I cringe every time I hear the term “women’s-specific” in reference to bike frame design.

The case has been made over and over again—women are shorter, women have longer legs, women have shorter torsos and arms than men, and therefore, they need smaller bike frames. Well, the statistics remain debatable, which leads to the important question: Do you really need a women’s bike?

Over the past 25 years, I’ve seen nearly every setup and position imaginable. First, there was the seventies’ and eighties’ bigger-is-better fit, where having about an inch to spare between your top tube and crotch was considered a “perfect fit.” And then there were the various combinations of 650 and 700c wheels—on the same bike no less. The latter has never made for nimble bike handling. Today, even the tallest riders strive for the smallest frame that they’re able to fold themselves onto.

If you go to a custom frame builder, they don’t build a women’s or men’s frame, they design a frame for your body. Free from terminology, you’re measured and you choose exactly what fits, all without being persuaded by fabricated gender appropriateness. Now, look at various stock bikes, remove gender, name, and color, and you basically just have a bike.

But, what’re the differences touted in women’s bikes verses “unisex” bikes?  First, there’s stand over height. If you’re less than 5’2″, you most likely have a short inseam. Women’s frames tend to have a sloped top tube that effectively decreases stand over height. But, they aren’t women’s frames just because of the sloped top tube. In fact, there’re plenty of men with short inseams who would be very happy to have a little extra clearance. The compact frame design of the early 2000s featured an aggressively sloped top tube, and it was the hallmark of high-end racing bikes. At one point a whole peloton of men rode bikes that looked too short for them. But a smaller bike equates to less weight, so it was considered as a means to an end.

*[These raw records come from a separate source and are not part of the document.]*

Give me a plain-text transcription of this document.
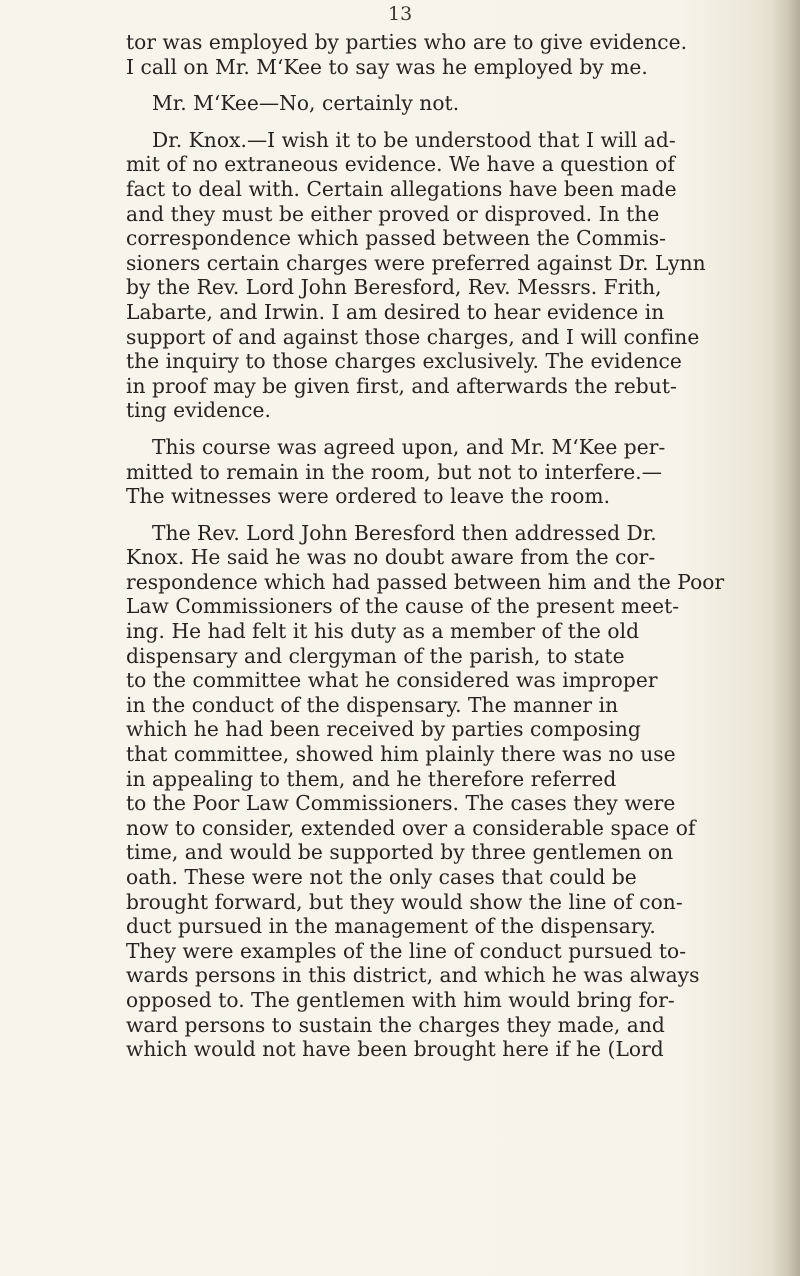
13
tor was employed by parties who are to give evidence.
I call on Mr. M‘Kee to say was he employed by me.
Mr. M‘Kee—No, certainly not.
Dr. Knox.—I wish it to be understood that I will ad-
mit of no extraneous evidence. We have a question of
fact to deal with. Certain allegations have been made
and they must be either proved or disproved. In the
correspondence which passed between the Commis-
sioners certain charges were preferred against Dr. Lynn
by the Rev. Lord John Beresford, Rev. Messrs. Frith,
Labarte, and Irwin. I am desired to hear evidence in
support of and against those charges, and I will confine
the inquiry to those charges exclusively. The evidence
in proof may be given first, and afterwards the rebut-
ting evidence.
This course was agreed upon, and Mr. M‘Kee per-
mitted to remain in the room, but not to interfere.—
The witnesses were ordered to leave the room.
The Rev. Lord John Beresford then addressed Dr.
Knox. He said he was no doubt aware from the cor-
respondence which had passed between him and the Poor
Law Commissioners of the cause of the present meet-
ing. He had felt it his duty as a member of the old
dispensary and clergyman of the parish, to state
to the committee what he considered was improper
in the conduct of the dispensary. The manner in
which he had been received by parties composing
that committee, showed him plainly there was no use
in appealing to them, and he therefore referred
to the Poor Law Commissioners. The cases they were
now to consider, extended over a considerable space of
time, and would be supported by three gentlemen on
oath. These were not the only cases that could be
brought forward, but they would show the line of con-
duct pursued in the management of the dispensary.
They were examples of the line of conduct pursued to-
wards persons in this district, and which he was always
opposed to. The gentlemen with him would bring for-
ward persons to sustain the charges they made, and
which would not have been brought here if he (Lord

Secondly, the head tube height on a “women’s” frame is often taller. A taller head tube equates to a more upright position. It’s worth noting, though, that many newer or less flexible riders prefer this over a more aggressive position. Notice that I didn’t say “female” riders. Less flexibility, especially in the hips, means that a rider will be more comfortable in a more upright position, regardless of their gender. Having a taller head tube, however, doesn’t solely constitute a women’s frame. In actuality, it’s easier to adjust cockpit height on a shorter head tube, as opposed to utilizing multi/reverse-angled stems that negatively affect bike handling. And for this reason, you’ll find taller head tubes on bikes that are more focused on providing long-haul-comfort.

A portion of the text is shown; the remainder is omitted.